All of a sudden, Olivia couldn't get enough of it. She and four-year-old Scout moved that summer into the gay man's apartment, where she smoked crystal meth with him constantly, rarely slept and hit every after-party she could find, wearing a Prada backpack full of drugs. "I lost myself," she says. Care of Scout fell to whoever was around: friends, family, sometimes near-strangers. Methamphetamine erased her thoughts and worries. For the second time in her life, she felt like she was starting fresh.
Three years later, Olivia is leaning over a table at a Montrose cafe, her hair prematurely gray, her hands twitchy. She stopped using meth less than three months ago and ran headlong into a past that hadn't gone away, that had instead sprouted into a two-headed monster. Seth, her 17-year-old elder son, recently told her that he's a meth addict, too. He wants to move to Beaumont and go on a drug binge. Olivia fears she'll relapse if she struggles too hard to keep him at home. So she's left the job of swaying Seth up to his drug counseling group, which is meeting with him right now a few blocks away.
"Hopefully they're going to talk him out of going back to Beaumont," she says, "because I can't do anything."
Only a few years ago, meth was a scary drug injected by burly, tattooed men in motorcycle gangs.
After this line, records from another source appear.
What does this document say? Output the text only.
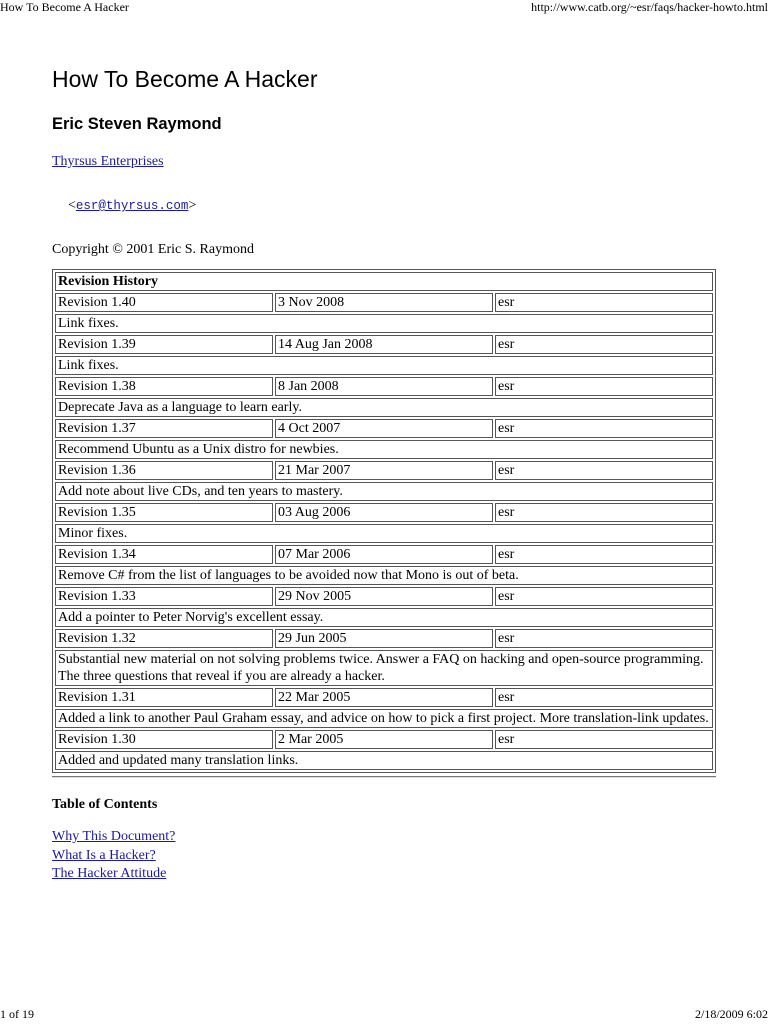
How To Become A Hacker	http://www.catb.org/~esr/faqs/hacker-howto.html
How To Become A Hacker
Eric Steven Raymond
Thyrsus Enterprises
<esr@thyrsus.com>
Copyright © 2001 Eric S. Raymond
Revision History		
Revision 1.40	3 Nov 2008	esr
Link fixes.		
Revision 1.39	14 Aug Jan 2008	esr
Link fixes.		
Revision 1.38	8 Jan 2008	esr
Deprecate Java as a language to learn early.		
Revision 1.37	4 Oct 2007	esr
Recommend Ubuntu as a Unix distro for newbies.		
Revision 1.36	21 Mar 2007	esr
Add note about live CDs, and ten years to mastery.		
Revision 1.35	03 Aug 2006	esr
Minor fixes.		
Revision 1.34	07 Mar 2006	esr
Remove C# from the list of languages to be avoided now that Mono is out of beta.		
Revision 1.33	29 Nov 2005	esr
Add a pointer to Peter Norvig's excellent essay.		
Revision 1.32	29 Jun 2005	esr
Substantial new material on not solving problems twice. Answer a FAQ on hacking and open-source programming. The three questions that reveal if you are already a hacker.		
Revision 1.31	22 Mar 2005	esr
Added a link to another Paul Graham essay, and advice on how to pick a first project. More translation-link updates.		
Revision 1.30	2 Mar 2005	esr
Added and updated many translation links.		
Table of Contents
Why This Document?
What Is a Hacker?
The Hacker Attitude
1 of 19	2/18/2009 6:02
Truckers called it speed and crank and downed it on red-eyed coast-to-coast hauls. They still do, but the typical meth user is now almost as likely to be a soccer mom. Beginning in California, the meth trend has swept eastward. And it's increasingly wreaking havoc on regular families and their children.
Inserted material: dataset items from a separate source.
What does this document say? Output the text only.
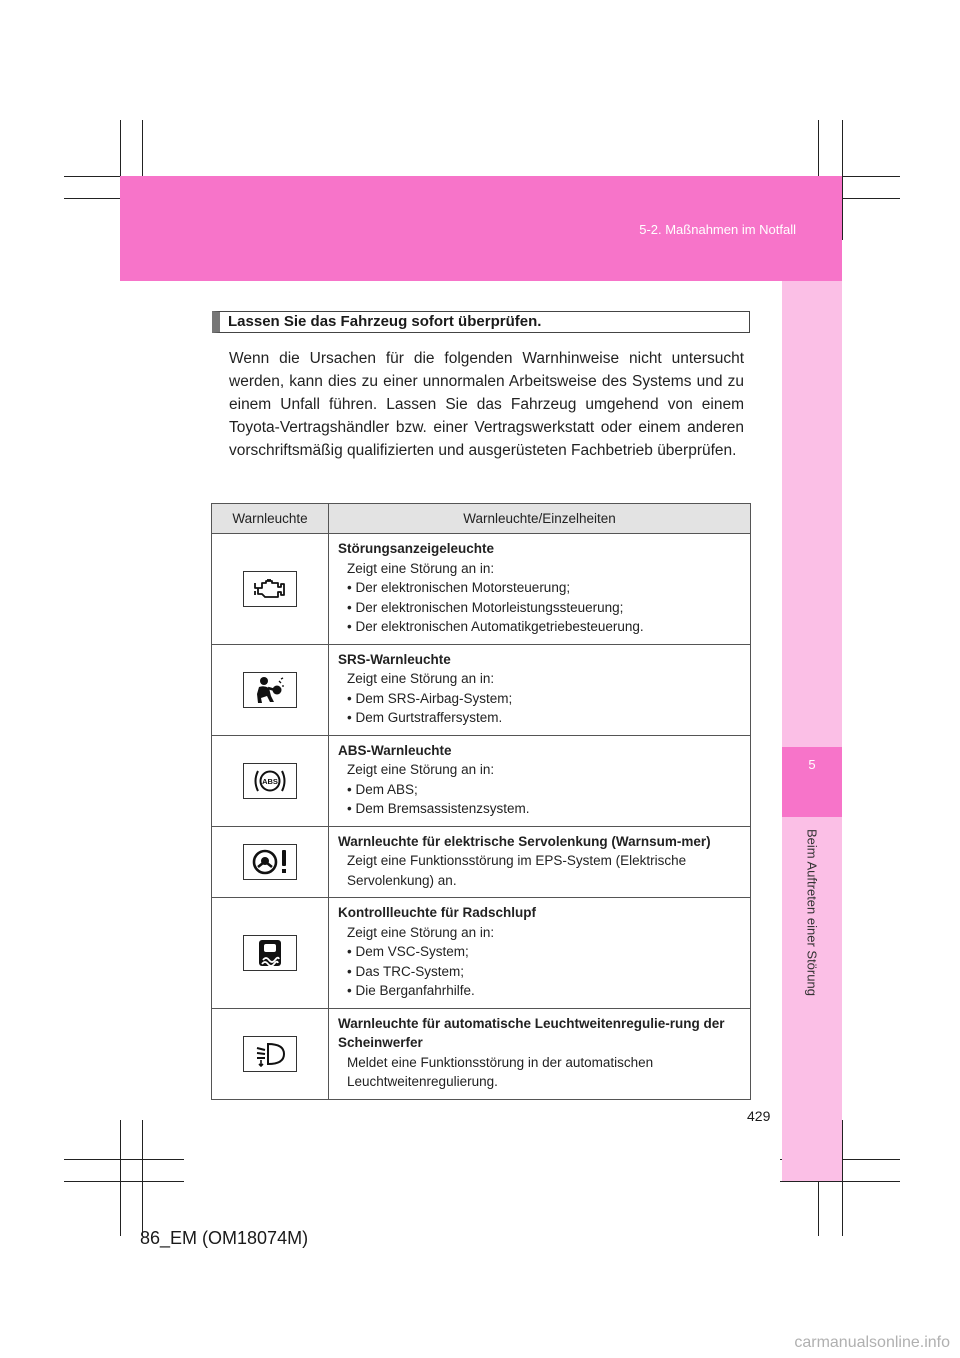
5-2. Maßnahmen im Notfall
5
Beim Auftreten einer Störung
Lassen Sie das Fahrzeug sofort überprüfen.
Wenn die Ursachen für die folgenden Warnhinweise nicht untersucht werden, kann dies zu einer unnormalen Arbeitsweise des Systems und zu einem Unfall führen. Lassen Sie das Fahrzeug umgehend von einem Toyota-Vertragshändler bzw. einer Vertragswerkstatt oder einem anderen vorschriftsmäßig qualifizierten und ausgerüsteten Fachbetrieb überprüfen.
Warnleuchte	Warnleuchte/Einzelheiten

Störungsanzeigeleuchte
Zeigt eine Störung an in:
• Der elektronischen Motorsteuerung;
• Der elektronischen Motorleistungssteuerung;
• Der elektronischen Automatikgetriebesteuerung.

SRS-Warnleuchte
Zeigt eine Störung an in:
• Dem SRS-Airbag-System;
• Dem Gurtstraffersystem.

ABS	ABS-Warnleuchte
Zeigt eine Störung an in:
• Dem ABS;
• Dem Bremsassistenzsystem.

Warnleuchte für elektrische Servolenkung (Warnsum-mer)
Zeigt eine Funktionsstörung im EPS-System (Elektrische Servolenkung) an.

Kontrollleuchte für Radschlupf
Zeigt eine Störung an in:
• Dem VSC-System;
• Das TRC-System;
• Die Berganfahrhilfe.

Warnleuchte für automatische Leuchtweitenregulie-rung der Scheinwerfer
Meldet eine Funktionsstörung in der automatischen Leuchtweitenregulierung.
429
86_EM (OM18074M)
carmanualsonline.info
"It's just everywhere," says Investigator Robert DiMambro of the Houston Police Department's Methamphetamine Initiative Group. "And I think the mind-set of the public now is that they're not scared of it. They are not scared at all."
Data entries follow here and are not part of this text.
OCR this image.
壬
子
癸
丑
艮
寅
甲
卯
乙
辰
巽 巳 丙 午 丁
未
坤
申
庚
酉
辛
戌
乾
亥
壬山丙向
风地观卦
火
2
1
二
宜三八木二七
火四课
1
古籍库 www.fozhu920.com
In fact, busy moms often feel like meth makes them sexier wives and better parents. It suppresses their appetites and helps them stay up for weeks. They can party at night and focus with tireless obsession during the day on whatever chore comes to mind. "There's nothing you couldn't do," says Sarah, a New Caney mother of three. She once stayed up three days straight on meth, making uniforms for her son's Little League team.
But just as easily, meth moms slip up. Sarah lay down for a quick nap just before the game, slept ten hours and left the team stranded. Meth users can crash for days, forcing their kids to fend for themselves. Paranoid, irritable and ultimately obsessed with getting a fix, they can forget to make meals or fly into a sudden, abusive rage. "Meth addicts don't care about their children," says Rusty Smith, manager of the Montgomery County Drug Court, where meth abusers dominate the rolls. "They don't care about anything. They just care about meth."
In a recent survey by the National Association of Counties, two in five child caseworkers reported that meth had led to a rise in the number of children taken from homes. Maria Mejorado, a Montgomery County Child Protective Services officer, has visited meth houses where parents long ago stopped paying for electricity, gas or water. Dishes are piled high in the sink. She estimates that 30 percent of the children she takes in come from families wracked by meth.